Die Verschiebung des Vorhabens wurde von vielen positiv aufgenommen, darunter auch der CSU-Politiker Manfred Weber, der sie als Erfolg für seine Partei ansieht. Auch Grüne und FDP hatten Bedenken geäußert und forderten mehr Zeit für die Umsetzung. Unternehmen wie Waldbesitzer, Bauern und Autozulieferer kritisieren die Verordnung und die neuen Berichtspflichten. Die Europaabgeordnete Anna Cavazzini hingegen bezeichnet die Verschiebung als Trauerspiel angesichts der Waldvernichtung in Lateinamerika und sieht darin einen Angriff auf die EU-Klimapolitik.

Die geplante EU-Verordnung zum Schutz des Regenwaldes sieht vor, dass Produkte wie Kaffee, Holz, Soja, Kakao und Palmöl nur noch in der EU verkauft werden dürfen, wenn nach 2020 keine Wälder gerodet wurden. Unternehmen sind verpflichtet, eine Sorgfaltserklärung abzugeben, dass für ihr Produkt keine Wälder geschädigt wurden. Verstöße werden mit Strafen von mindestens vier Prozent des Jahresumsatzes in der EU geahndet. Die Verschiebung des Gesetzes um ein Jahr soll den betroffenen Parteien mehr Zeit geben, sich auf die neuen Vorschriften vorzubereiten.

Die Kritik an dem Vorhaben kam aus verschiedenen Bereichen, darunter Wirtschaft, Politik und Unternehmen. Die Verschiebung wurde als Erfolg für Parteien wie die CSU, Grüne und FDP angesehen, die Bedenken geäußert hatten. Waldbesitzer, Bauern und Unternehmen, die von den neuen Berichtspflichten betroffen wären, sehen die Verordnung kritisch. Die Europaabgeordnete Anna Cavazzini hält die Verschiebung hingegen für ein Trauerspiel angesichts der aktuellen Waldvernichtung in Lateinamerika und sieht darin einen Angriff auf die EU-Klimapolitik.
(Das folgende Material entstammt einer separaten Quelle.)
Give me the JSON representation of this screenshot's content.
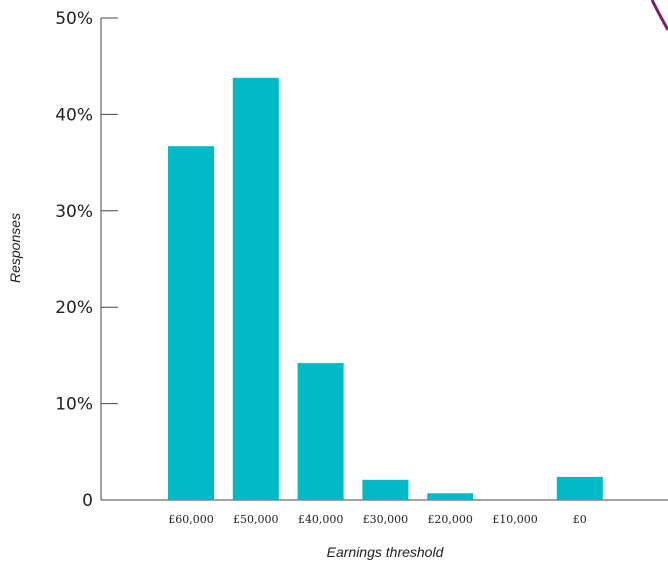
{
  "chart_data": {
    "type": "bar",
    "title": "",
    "xlabel": "Earnings threshold",
    "ylabel": "Responses",
    "categories": [
      "£60,000",
      "£50,000",
      "£40,000",
      "£30,000",
      "£20,000",
      "£10,000",
      "£0"
    ],
    "values": [
      36.7,
      43.8,
      14.2,
      2.1,
      0.7,
      0,
      2.4
    ],
    "ylim": [
      0,
      50
    ],
    "yticks": [
      {
        "value": 0,
        "label": "0"
      },
      {
        "value": 10,
        "label": "10%"
      },
      {
        "value": 20,
        "label": "20%"
      },
      {
        "value": 30,
        "label": "30%"
      },
      {
        "value": 40,
        "label": "40%"
      },
      {
        "value": 50,
        "label": "50%"
      }
    ],
    "grid": false,
    "bar_color": "#00b9c6",
    "axis_color": "#444444",
    "decoration_color": "#7a1f6e"
  }
}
Insgesamt zeigt die Reaktion der EU-Kommission auf die Kritik an den geplanten strengeren Regeln zum Schutz von Wäldern für Produkte wie Kakao und Holz, dass die Umsetzung des Gesetzes komplex und umstritten ist. Die Verschiebung um ein Jahr soll den betroffenen Parteien mehr Zeit geben, sich auf die neuen Vorschriften vorzubereiten und die Abholzung von Wäldern zu reduzieren. Die Diskussion über den Schutz des Regenwaldes und die Verantwortung von Unternehmen für die Nachhaltigkeit ihrer Produkte wird weiterhin intensiv geführt, sowohl auf nationaler als auch auf europäischer Ebene.